The NIWeek Academic Forum is the only event that unites educators, researchers, and students from around the world during the industry’s premier graphical system design conference to share best practices in engineering and science education, discuss the future of engineering and research, and network with colleagues and professionals.
See the newest solutions by attending a technical, hands-on or poster session. Attend the Academic Forum Expo to hear from poster speakers and network with partners. Visit a local laboratory to see how educators are integrating these solutions into their courses.
NI created the myRIO embedded platform to help students design real, complex engineering systems more quickly than ever before. Learn how to achieve this reality with myRIO and the new nPoints.com website. Also play the role of the student and solve a design challenge with a team in two hours.
Future engineers face the challenge of developing new and advanced industrial systems in less time and with limited resources. This requires in-depth practical experience with real-world sensors and systems within a new educational concept. During the course, students have to develop a fully functional coffee maker based on a prototype setup with commercial sensors, actuators, and the myRIO platform. At this session, hear how this real-world hands-on engineering project includes all major design and development steps ranging from the concept phase and early implementations to testing and documentation as well as evaluation of the data gathered during the tests.
Teaching 400 engineering students DAQ and experimental methods with a practical LabVIEW course is challenging. At this session, Dr. Andy Weightman shares his experience teaching mechanical and aerospace engineering students about measurements and control all in one semester using mobile robots and quadcopters.
The Maker Movement is starting to have a big impact on the world of education. Much earlier in their academic journeys, students are using new technologies that are more accessible, lower cost, and faster to learn with the goal of completing new innovative design ideas. At this panel discussion, get insight into this emerging trend from three leading universities in that space: MIT, Georgia Tech, and Tufts.

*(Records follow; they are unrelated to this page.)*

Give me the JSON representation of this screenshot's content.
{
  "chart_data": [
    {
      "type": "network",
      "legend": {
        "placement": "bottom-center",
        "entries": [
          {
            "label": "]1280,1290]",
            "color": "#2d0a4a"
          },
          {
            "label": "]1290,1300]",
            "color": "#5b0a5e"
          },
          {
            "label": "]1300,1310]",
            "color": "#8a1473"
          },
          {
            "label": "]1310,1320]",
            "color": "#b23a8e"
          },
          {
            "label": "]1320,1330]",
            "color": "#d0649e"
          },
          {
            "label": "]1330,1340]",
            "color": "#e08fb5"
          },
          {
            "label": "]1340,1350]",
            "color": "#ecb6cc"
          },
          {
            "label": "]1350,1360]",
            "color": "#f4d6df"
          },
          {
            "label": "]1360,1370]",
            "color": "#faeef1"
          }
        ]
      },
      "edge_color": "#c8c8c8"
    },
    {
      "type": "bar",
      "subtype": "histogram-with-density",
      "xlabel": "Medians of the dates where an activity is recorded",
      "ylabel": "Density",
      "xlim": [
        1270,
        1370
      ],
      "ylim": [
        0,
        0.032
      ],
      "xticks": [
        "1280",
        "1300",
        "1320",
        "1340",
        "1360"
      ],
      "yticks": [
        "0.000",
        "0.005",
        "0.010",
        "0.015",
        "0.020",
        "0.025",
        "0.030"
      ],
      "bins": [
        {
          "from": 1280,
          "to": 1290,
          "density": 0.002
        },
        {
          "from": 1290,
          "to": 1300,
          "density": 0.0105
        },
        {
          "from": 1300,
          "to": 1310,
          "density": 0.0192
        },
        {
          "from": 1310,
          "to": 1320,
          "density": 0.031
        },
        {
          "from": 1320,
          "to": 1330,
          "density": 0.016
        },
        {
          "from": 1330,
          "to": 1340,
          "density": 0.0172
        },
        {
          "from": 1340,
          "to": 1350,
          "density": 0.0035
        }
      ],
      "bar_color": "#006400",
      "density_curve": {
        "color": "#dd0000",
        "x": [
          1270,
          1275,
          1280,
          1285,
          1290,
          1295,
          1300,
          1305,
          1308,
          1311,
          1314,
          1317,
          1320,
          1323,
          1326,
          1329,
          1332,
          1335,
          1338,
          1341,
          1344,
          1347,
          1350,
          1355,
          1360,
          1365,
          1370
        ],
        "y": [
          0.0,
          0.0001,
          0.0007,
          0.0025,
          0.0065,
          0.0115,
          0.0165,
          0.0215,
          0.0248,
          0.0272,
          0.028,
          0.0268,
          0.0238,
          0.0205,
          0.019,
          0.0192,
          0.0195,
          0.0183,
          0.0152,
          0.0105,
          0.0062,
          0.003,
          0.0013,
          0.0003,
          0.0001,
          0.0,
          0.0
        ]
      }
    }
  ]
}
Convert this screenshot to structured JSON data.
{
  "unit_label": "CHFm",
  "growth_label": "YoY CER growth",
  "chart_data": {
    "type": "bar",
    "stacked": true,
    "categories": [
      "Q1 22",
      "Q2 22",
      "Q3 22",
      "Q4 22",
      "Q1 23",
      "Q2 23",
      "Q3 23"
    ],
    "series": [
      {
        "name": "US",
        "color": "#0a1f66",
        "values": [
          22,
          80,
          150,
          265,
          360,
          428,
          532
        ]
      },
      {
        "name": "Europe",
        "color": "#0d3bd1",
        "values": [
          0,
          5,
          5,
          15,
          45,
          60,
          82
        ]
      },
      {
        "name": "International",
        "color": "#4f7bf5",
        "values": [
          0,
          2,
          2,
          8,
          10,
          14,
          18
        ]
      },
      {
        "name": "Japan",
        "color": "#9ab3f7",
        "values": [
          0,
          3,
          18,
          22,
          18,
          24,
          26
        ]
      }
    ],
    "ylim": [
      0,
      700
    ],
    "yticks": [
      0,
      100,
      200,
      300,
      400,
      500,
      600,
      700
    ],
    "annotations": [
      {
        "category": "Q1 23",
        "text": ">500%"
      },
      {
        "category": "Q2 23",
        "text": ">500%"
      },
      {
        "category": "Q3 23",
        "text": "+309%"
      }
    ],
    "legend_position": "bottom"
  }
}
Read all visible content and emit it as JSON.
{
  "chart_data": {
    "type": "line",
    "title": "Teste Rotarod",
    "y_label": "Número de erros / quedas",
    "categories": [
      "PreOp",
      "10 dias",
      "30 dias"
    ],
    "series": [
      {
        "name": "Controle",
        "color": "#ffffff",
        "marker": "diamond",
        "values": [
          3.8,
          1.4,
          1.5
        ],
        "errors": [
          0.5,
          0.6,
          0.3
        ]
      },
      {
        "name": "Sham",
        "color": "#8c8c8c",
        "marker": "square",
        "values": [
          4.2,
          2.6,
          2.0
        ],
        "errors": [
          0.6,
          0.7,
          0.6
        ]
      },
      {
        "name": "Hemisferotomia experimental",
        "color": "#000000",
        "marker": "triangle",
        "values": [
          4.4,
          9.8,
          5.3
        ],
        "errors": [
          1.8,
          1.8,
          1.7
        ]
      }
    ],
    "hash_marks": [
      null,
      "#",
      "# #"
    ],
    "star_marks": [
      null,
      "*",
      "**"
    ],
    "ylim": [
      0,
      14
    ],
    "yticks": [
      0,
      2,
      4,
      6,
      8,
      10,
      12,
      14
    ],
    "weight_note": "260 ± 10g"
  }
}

A mission-critical operations trainer can be controlled with either a myRIO device or an embedded programmable logic controller (PLC) without any physical or wiring modifications to the system. All sensors and effectors are wired to both devices, which are under the command of a separate and transparent myRIO supervisory controller that modulates outputs when necessary to protect the plant equipment. This allows you to use a single trainer to teach RIO-based control with LabVIEW or C, and/or PLC ladder logic. An example was built out of a two-car, three-floor elevator containing eight actuators, 22 sensors, 14 switch inputs, and 14 indicators.

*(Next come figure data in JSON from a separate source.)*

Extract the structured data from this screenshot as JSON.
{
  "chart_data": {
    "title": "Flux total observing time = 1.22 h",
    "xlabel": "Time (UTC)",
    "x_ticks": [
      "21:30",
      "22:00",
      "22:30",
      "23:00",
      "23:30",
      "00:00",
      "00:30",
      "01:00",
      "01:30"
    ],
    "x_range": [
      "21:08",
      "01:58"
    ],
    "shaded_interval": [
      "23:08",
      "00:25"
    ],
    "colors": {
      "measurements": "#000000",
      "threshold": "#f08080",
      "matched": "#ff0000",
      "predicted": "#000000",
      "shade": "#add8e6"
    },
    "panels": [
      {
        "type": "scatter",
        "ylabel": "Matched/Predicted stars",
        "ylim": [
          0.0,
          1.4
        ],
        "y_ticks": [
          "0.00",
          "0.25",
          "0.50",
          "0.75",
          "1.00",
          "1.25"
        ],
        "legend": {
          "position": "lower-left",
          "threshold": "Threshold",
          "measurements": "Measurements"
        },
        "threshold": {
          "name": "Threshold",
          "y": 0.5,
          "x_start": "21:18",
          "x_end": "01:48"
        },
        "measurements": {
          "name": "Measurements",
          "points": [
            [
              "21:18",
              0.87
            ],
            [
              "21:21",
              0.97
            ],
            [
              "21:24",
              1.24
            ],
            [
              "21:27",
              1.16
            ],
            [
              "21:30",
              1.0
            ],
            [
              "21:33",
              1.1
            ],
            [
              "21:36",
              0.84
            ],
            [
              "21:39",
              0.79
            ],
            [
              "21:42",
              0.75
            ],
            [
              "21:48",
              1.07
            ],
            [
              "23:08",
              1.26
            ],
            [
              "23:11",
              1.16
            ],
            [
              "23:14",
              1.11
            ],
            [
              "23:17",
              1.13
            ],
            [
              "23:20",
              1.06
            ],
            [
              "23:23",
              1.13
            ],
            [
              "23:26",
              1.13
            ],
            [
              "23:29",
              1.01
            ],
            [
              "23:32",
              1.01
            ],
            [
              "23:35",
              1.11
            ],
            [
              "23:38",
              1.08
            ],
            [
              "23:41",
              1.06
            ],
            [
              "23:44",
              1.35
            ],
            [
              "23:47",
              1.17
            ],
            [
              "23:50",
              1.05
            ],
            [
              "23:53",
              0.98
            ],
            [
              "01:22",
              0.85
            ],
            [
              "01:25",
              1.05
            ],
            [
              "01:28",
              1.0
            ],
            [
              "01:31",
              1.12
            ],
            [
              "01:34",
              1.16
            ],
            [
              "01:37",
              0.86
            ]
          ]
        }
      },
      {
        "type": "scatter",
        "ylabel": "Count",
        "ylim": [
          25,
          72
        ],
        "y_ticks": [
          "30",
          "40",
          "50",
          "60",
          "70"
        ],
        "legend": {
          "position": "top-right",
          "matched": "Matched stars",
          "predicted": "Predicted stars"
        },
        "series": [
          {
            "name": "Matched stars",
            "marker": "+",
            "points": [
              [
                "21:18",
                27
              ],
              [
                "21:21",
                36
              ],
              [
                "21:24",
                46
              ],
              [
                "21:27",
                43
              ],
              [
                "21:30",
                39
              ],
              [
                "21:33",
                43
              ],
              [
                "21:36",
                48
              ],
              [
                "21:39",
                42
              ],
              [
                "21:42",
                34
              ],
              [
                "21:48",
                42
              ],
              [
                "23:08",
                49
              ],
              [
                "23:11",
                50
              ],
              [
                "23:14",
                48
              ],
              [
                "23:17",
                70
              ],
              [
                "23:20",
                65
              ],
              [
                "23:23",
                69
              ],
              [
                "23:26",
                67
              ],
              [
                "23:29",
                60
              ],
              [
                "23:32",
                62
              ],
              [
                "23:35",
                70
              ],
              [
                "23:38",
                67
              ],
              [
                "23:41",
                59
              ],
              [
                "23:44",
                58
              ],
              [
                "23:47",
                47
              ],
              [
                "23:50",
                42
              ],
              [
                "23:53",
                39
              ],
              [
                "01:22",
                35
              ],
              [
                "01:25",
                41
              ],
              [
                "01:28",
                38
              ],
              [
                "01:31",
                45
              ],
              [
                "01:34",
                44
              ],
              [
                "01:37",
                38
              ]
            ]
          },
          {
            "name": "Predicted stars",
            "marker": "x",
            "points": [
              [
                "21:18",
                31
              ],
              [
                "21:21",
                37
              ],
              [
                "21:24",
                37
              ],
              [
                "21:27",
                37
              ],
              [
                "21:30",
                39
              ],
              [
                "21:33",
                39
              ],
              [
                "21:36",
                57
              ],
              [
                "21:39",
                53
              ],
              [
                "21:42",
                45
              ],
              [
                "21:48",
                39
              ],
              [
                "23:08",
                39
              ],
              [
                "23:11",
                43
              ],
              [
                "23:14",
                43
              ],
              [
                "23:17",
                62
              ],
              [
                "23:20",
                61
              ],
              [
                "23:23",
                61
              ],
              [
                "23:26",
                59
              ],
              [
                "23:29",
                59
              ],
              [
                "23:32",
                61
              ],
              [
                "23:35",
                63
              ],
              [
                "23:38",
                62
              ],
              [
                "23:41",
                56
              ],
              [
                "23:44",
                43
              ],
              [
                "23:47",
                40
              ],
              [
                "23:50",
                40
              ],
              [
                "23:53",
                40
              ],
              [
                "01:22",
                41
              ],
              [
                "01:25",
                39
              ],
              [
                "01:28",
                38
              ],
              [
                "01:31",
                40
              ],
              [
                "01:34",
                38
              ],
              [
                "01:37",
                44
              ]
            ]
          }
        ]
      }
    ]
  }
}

In modern fusion experiments, magnetic field measurements are made by integrating the loop voltage of inductive pickup loops. A major challenge for the next generation tokamak experiment, ITER, is that the high gain, active integrators typically used are inherently unstable over the hour-long timescale ITER is expected to operate. Eagle Harbor Technologies, Inc. (EHT) has developed a long-pulse integrator that exceeds the ITER integration error and pulse duration specifications. To maintain integrator stability, the EHT integrator is periodically re-zeroed. Real-time processing of the integrator output is required to use the magnetic signal in a control loop. EHT has selected a National Instruments FlexRio FPGA and Adapter Module to control the integrator, digitize the integrator output, and perform the real-time data processing. The LabVIEW FPGA code allows for parallel processing of the data with processing times less than 1 µs. The PXIe backplane allows for high-speed data streaming directly to the hard drive for storage or to another FPGA for tokamak control via peer-to-peer streaming.
Discover a new approach to designing PID controllers for linear control systems based on frequency-response measurements. This approach does not require mathematical system models, such as a transfer function or state-space model, and can handle the design process directly from a small set of frequency-domain data. Explore how you can apply this methodology to real-world applications and review an example of experimental PID controller design for a servomechanism system using NI and Quanser products that can be included in the future laboratory experiment manuals offered by NI and Quanser.